What I'm Actually Doing
I want to be transparent about my own actions, not just spout analysis.
I added to my NVIDIA position on June 5, when the stock was down about 15% from its peak. It's a small addition, maybe 10% of what I already held. The stock could easily drop another 10-20% from here. I'm not trying to call the bottom — nobody can do that consistently. I'm betting that five years from now, the level I bought at will look reasonable relative to where NVIDIA is as a business.
I also bought a small position in a semiconductor ETF during the selloff, giving me broader exposure to the AI hardware supply chain without betting everything on one company. And I sold nothing. Not because I'm confident the selling is over — I'm not — but because my investment thesis hasn't changed, and selling during a panic is how retail investors consistently underperform.
If you're considering buying AI stocks during this dip, the only advice I feel comfortable giving: only invest money you won't need for at least three to five years. Size your positions so that a further 30% drop won't force you to sell. And understand that picking individual stocks is risky — the AI winners of 2030 might not be the winners of 2026.
Is the AI Boom Over?
No. The boom in AI stock prices might be taking a breather. The boom in AI technology and adoption is not.

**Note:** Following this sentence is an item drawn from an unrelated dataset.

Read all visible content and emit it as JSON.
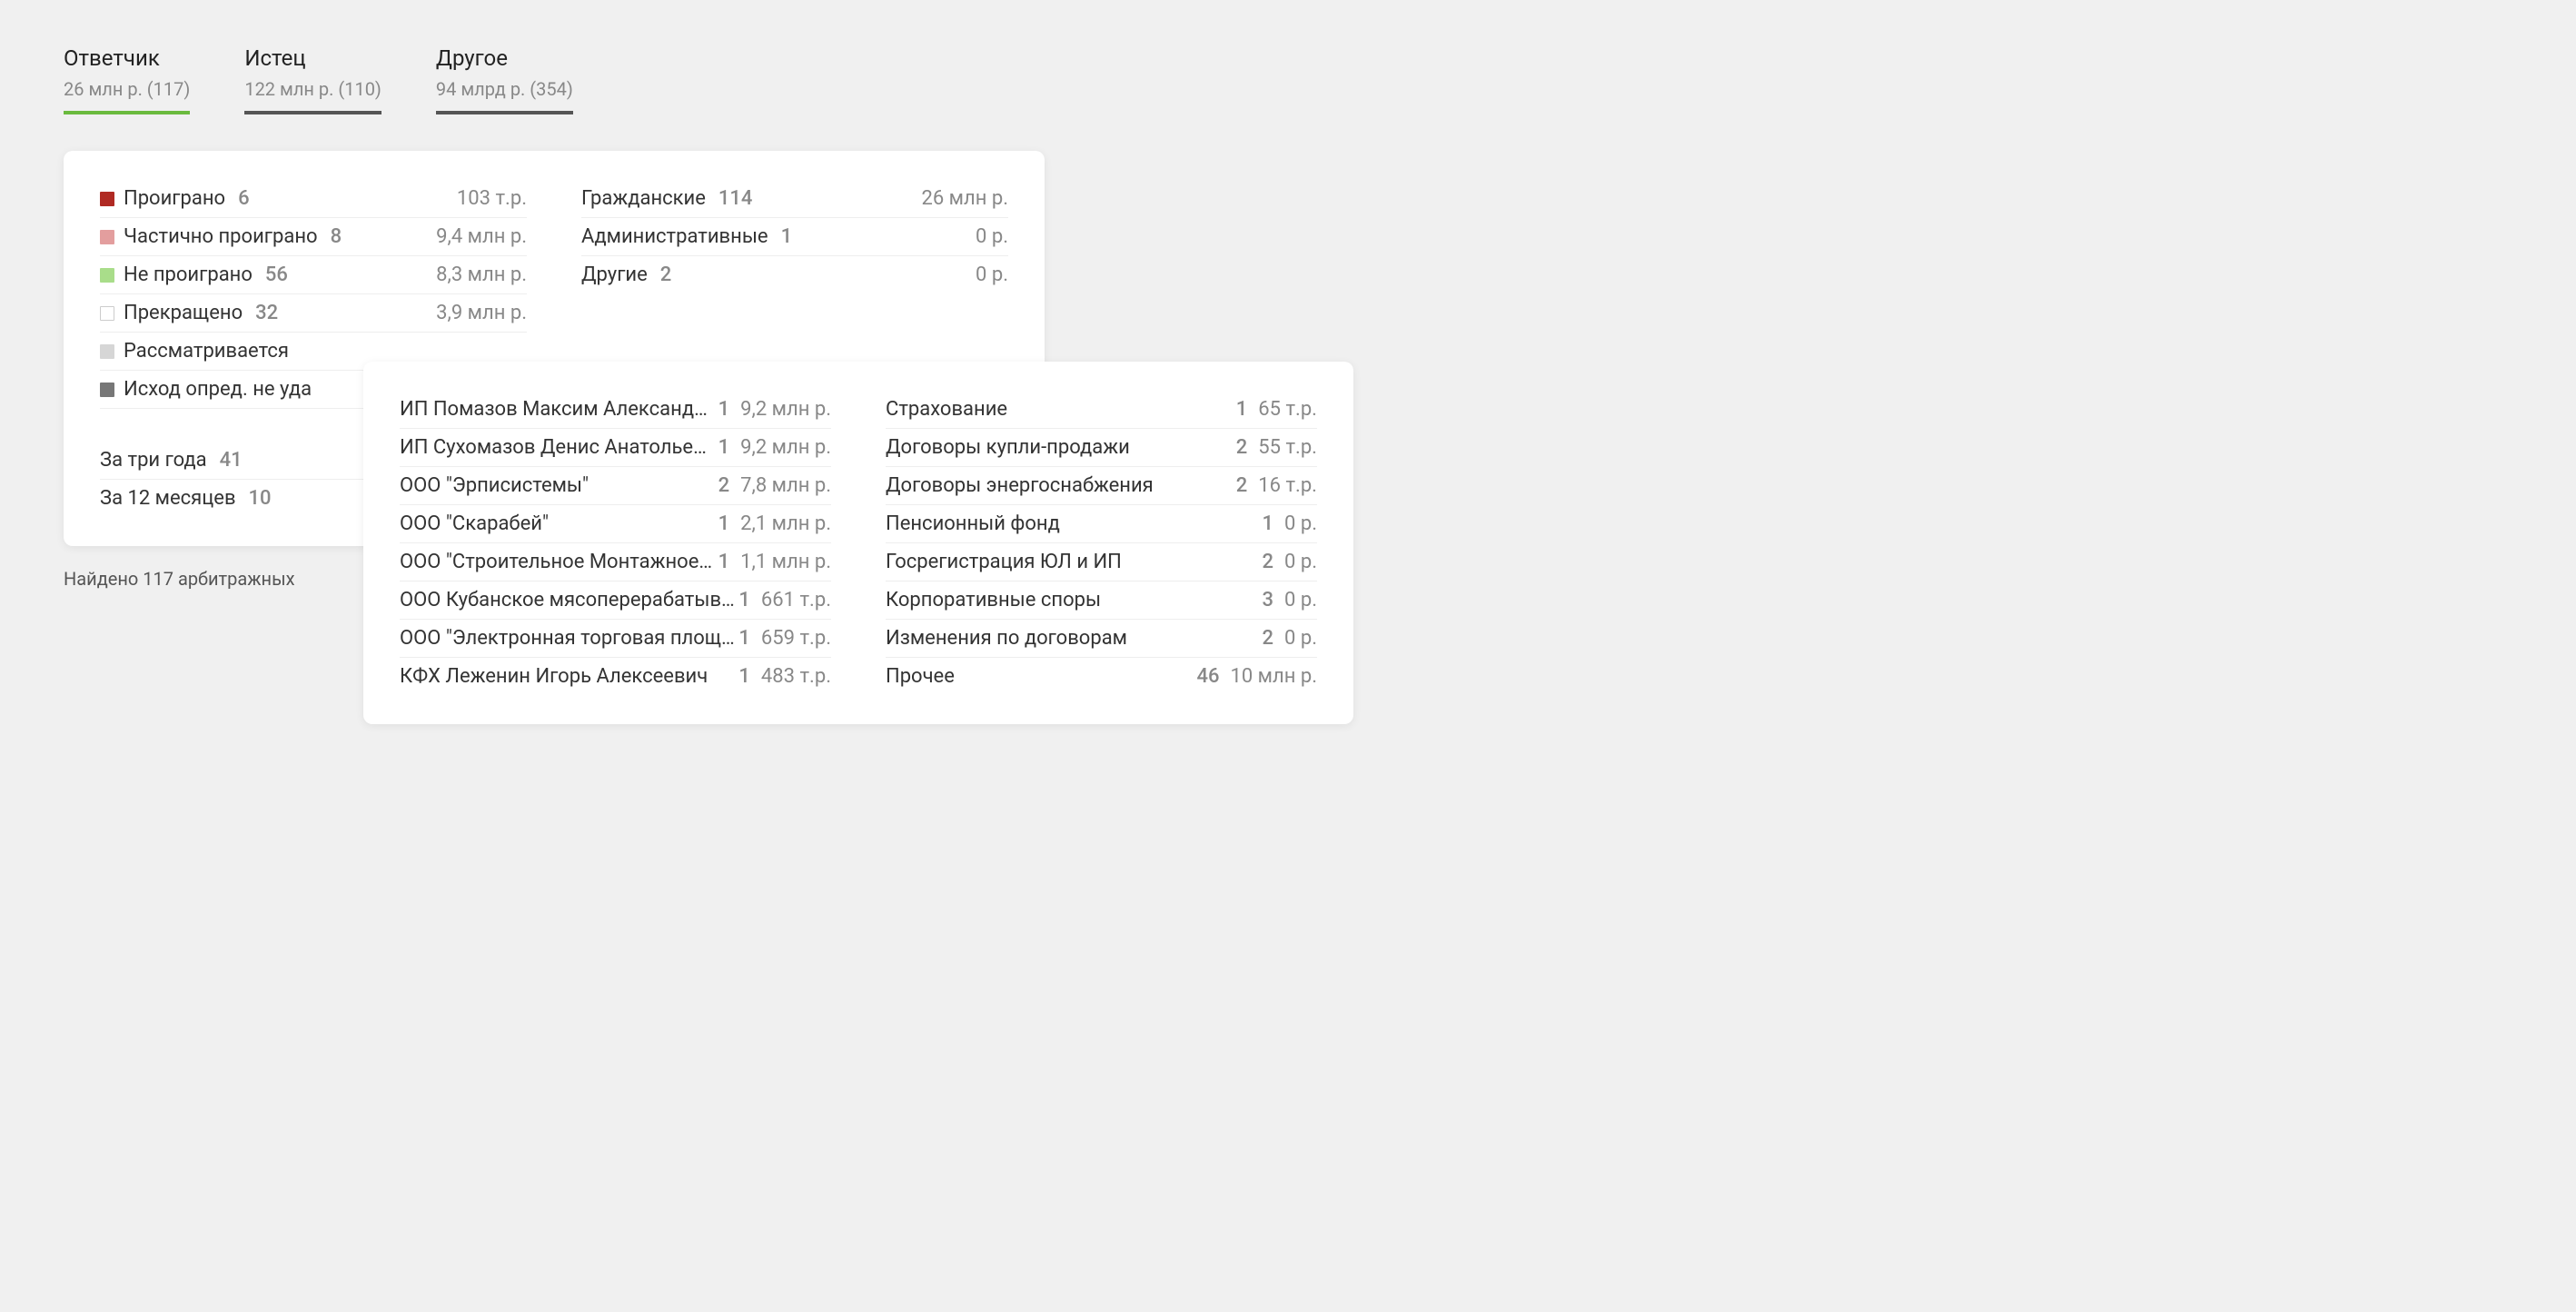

The distinction matters. Stock prices reflect sentiment, positioning, and expectations. Technology adoption reflects utility, productivity, and value creation. They're correlated over the long term but can diverge sharply in the short term. Right now, AI stock prices are correcting while AI adoption is still accelerating. That disconnect, historically, has been where the best long-term returns are generated.
Whether this correction is a buying opportunity or the start of something worse depends on whether you think AI will genuinely transform how work gets done over the next decade. I think it will. I might be wrong. But that's the bet I'm making.